There is one regret for Clough, however, after Burton’s remarkable debut in the Championship. His father Brian, who defied football logic at nearby Derby County and Nottingham Forest with two European Cup triumphs, two Division One titles and four League Cup successes, remains a huge influence and was a regular at the Pirelli before he passed away in September 2004.
“My dad would have loved being here this season. It would have been strange for him seeing Sunderland go down and then possibly Middlesbrough and Hartlepool, three clubs very close to him. That would have broken his heart. He wouldn’t be too chuffed with how Derby and Forest are being run but he would have loved sitting here watching us come up against the big boys. He did it for many years as well, fighting against the odds, Liverpool and Manchester United. He would have loved watching us.”
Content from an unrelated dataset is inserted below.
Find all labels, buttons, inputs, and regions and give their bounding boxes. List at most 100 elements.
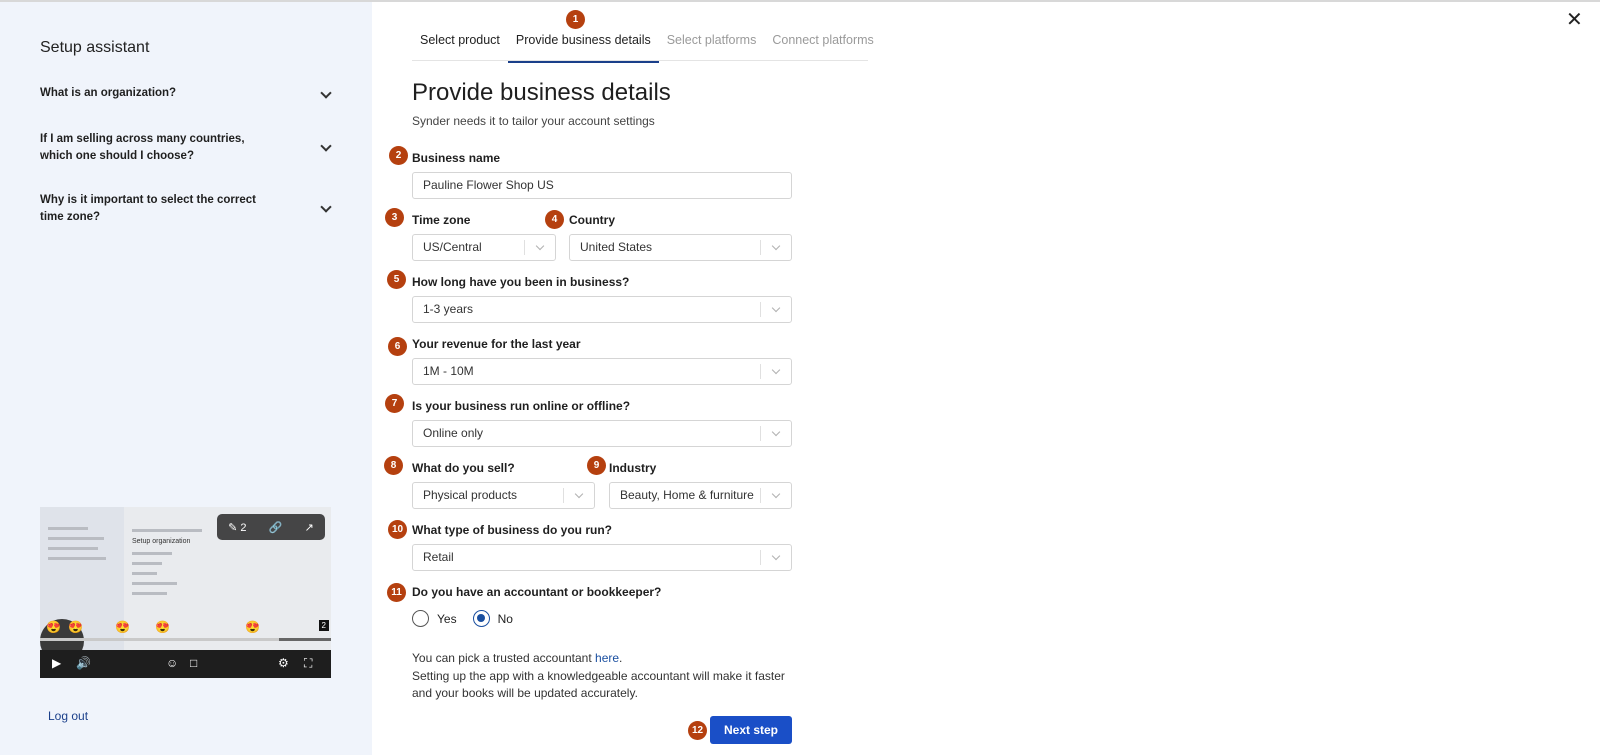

Forest are never far away from Clough’s thoughts and his world was turned upside down in January when they approached him to be their new manager. After making over 400 appearances there as a player, the majority under his father, it was a huge decision for him to make. Clough was torn, seeking the thoughts of family and close friends in a period of introspection, before finally opting to stay at Burton.
“It was a huge temptation, there will always be a tiny part of me thinking, ‘Should we have gone?’ When it came around I was a bit more excited than everyone else, just because of the emotional ties,” he says. “Without wanting to sound pompous, it was all about trying to do the right thing and not jumping ship within a season. When I made my debut at 18 for Forest my dad wouldn’t give me a contract for the rest of the season because I was still playing on a Sunday afternoon for AC Hunters, my brother’s team. His view was that I’d started the season with them and I should finish it too. Little things like that came into my mind.
“We’re comfortable we did it for the right reasons. I didn’t fall out with my chairman but I think he understood to manage Forest would be a very special thing one day. You never rule anything out.
“I hope they stay up. You look at the three teams and it’s sad somebody has to go but I don’t think it will be Forest.”
It will not be Burton, either, and Clough’s fingernails might just have returned to normal length when he returns to jump aboard the rollercoaster again next season.